I spent my time much of my time futzing around with the web materials and strategizing the release. It was a day of incremental changes, refining verbiage, making lists. Probably the more-tedious-less-sexy day so far at OneWeek. However, much of that tedium was mediated by the growing number of in-jokes and banter-around-the-table. We’ve started getting comfortable with each other and with our routines. But it’s that kind of comfortable that I remember from summer camp–where the intensity of a week spent with my fellow campers means that we’ve gotten to know a lot about each other in a short period of time, while knowing very little about each others’ “real lives.” Even though that’s the case, we’ll have the OneWeek reunion to look forward to next year at THATCampPrime, and I’m sure our paths will cross often as we’re at conferences and other career-related events.

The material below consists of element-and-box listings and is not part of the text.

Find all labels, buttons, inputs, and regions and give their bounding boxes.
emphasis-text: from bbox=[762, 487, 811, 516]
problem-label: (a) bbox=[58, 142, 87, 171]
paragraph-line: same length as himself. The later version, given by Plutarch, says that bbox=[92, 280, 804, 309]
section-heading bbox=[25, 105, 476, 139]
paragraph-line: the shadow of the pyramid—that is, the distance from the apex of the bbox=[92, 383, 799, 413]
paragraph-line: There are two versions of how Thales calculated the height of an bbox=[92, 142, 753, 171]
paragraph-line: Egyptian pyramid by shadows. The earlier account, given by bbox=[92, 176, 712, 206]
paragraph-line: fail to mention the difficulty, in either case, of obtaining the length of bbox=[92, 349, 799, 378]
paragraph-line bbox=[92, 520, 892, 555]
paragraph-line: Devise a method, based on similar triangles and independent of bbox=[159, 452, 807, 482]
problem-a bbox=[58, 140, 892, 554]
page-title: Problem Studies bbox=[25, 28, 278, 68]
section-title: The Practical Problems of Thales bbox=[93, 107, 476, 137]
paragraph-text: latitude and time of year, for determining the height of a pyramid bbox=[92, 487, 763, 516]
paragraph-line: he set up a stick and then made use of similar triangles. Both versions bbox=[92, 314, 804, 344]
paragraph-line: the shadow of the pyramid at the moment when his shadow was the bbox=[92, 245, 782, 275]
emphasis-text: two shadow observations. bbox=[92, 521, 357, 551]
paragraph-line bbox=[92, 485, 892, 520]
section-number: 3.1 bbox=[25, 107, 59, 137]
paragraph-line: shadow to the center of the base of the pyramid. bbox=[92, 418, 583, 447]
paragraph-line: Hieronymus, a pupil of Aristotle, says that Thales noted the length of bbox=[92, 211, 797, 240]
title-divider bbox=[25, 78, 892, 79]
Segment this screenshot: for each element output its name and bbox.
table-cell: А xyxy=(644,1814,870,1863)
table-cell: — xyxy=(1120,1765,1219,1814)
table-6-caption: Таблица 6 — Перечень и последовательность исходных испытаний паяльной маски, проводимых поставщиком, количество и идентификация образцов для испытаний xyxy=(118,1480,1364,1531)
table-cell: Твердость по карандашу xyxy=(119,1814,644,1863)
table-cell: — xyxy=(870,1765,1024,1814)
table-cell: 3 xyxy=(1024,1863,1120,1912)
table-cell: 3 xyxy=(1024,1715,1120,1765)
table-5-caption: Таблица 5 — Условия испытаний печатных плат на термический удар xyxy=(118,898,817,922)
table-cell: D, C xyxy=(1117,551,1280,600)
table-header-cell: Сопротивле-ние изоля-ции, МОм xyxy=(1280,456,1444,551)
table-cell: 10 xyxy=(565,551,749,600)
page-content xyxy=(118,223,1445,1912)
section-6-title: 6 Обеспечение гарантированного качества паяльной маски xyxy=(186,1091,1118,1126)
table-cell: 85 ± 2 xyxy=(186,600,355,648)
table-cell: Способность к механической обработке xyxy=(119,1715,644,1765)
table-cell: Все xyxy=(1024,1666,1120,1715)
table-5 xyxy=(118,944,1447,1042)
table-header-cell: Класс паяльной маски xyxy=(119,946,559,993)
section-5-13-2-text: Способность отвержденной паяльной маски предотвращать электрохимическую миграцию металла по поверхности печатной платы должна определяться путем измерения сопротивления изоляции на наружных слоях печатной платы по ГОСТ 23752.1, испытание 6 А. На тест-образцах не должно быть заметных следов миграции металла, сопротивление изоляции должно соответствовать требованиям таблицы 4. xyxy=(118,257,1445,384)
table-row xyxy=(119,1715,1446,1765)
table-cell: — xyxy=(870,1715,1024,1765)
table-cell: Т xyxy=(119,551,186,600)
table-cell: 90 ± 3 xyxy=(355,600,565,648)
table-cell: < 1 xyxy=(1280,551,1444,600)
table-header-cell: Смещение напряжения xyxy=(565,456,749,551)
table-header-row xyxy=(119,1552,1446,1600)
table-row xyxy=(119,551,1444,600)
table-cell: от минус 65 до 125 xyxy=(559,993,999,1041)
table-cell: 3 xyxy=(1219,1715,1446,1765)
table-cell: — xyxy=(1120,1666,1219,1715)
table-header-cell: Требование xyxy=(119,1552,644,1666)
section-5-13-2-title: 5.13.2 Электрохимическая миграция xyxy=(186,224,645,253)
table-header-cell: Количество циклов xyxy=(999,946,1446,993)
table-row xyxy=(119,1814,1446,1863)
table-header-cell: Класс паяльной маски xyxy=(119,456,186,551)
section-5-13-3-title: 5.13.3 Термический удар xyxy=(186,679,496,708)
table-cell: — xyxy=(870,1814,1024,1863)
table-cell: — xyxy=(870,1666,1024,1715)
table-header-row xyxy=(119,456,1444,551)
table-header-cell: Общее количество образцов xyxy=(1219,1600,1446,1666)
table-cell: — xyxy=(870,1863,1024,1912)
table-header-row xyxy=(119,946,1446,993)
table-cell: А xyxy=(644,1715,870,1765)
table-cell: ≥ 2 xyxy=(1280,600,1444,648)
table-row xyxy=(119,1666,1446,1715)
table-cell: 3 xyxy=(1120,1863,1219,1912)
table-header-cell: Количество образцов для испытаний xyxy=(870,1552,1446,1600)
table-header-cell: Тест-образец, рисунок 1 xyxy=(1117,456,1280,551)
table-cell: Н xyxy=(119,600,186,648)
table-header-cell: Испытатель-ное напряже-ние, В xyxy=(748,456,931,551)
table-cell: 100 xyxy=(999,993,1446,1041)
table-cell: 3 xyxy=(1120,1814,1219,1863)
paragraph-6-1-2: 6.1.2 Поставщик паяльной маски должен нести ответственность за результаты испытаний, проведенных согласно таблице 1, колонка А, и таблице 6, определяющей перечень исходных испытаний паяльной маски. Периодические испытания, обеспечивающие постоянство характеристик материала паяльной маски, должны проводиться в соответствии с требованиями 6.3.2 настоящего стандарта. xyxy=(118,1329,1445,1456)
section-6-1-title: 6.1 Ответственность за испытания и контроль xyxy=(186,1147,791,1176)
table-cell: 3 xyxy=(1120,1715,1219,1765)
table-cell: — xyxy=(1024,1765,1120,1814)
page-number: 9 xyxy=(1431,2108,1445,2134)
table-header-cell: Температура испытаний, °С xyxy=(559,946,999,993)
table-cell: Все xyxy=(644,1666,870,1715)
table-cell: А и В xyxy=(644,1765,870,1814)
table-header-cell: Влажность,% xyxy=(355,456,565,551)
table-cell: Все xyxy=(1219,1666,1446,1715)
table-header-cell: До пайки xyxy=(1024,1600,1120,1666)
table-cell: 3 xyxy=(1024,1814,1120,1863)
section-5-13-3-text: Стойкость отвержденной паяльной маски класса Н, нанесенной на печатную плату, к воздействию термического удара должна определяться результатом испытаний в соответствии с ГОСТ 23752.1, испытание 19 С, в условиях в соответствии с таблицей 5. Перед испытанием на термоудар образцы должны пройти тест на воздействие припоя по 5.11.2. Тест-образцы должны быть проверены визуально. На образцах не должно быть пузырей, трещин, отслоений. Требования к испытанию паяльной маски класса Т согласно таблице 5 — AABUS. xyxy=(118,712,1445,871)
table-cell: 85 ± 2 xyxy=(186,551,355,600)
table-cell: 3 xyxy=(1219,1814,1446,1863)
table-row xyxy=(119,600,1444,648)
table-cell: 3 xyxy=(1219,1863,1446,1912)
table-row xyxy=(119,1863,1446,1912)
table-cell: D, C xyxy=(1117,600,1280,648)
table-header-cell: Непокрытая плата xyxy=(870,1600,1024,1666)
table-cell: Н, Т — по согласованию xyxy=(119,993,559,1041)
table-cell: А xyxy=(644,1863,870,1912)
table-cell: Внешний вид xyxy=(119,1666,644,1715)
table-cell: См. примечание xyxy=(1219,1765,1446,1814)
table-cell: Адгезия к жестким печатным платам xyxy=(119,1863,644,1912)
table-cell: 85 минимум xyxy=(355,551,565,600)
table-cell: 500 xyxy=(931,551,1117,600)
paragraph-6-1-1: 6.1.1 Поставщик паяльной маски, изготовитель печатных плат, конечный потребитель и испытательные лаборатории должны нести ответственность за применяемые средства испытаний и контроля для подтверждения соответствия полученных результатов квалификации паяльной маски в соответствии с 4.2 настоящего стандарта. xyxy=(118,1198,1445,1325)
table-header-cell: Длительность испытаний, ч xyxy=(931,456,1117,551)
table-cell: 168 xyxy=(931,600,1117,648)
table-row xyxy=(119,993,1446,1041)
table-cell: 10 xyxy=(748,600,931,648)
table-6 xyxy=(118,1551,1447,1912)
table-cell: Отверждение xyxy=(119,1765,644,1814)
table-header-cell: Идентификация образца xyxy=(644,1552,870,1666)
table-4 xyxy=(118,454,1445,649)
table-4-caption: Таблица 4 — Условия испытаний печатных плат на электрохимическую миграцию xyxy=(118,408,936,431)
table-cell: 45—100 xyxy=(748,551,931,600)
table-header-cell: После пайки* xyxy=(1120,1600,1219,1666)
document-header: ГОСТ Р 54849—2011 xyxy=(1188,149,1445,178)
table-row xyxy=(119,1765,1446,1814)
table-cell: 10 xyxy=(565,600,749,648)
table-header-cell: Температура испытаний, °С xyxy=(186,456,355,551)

On Twitter today some of the conversation hinted that maybe all the hype about our tool is just a smokescreen, or maybe we’ve set people’s expectations too high. It’s true that the tool we’re rolling out offers one small-ish (though significant) innovation. It’s true that we’re not going to revolutionize the world with what we’ve done this week–it would be impossible (even with the skills of our programmers) to roll out anything too huge after just 4 days of code-writing. But it’s also true that one of the most important things we’ve learned through this workshop is the importance of calculated risk. It’s risky to forge forward with a digital project without months of planning, coding, and testing. It’s risky to trust near-strangers to deliver on such a tight deadline. It’s risky to assume that we could all get along with each other. And it’s risky to assume that our audience will believe in our tool as much as we do.
Our team selected one of the more daring choices available for our project. We were ready to be bold and to dream big. Even if the rest of the world doesn’t see our tool’s potential to be as earthshaking as we do, the process of manifesting our vision for this tool has been a valuable lesson in and of itself, and will certainly carry through to our future endeavors.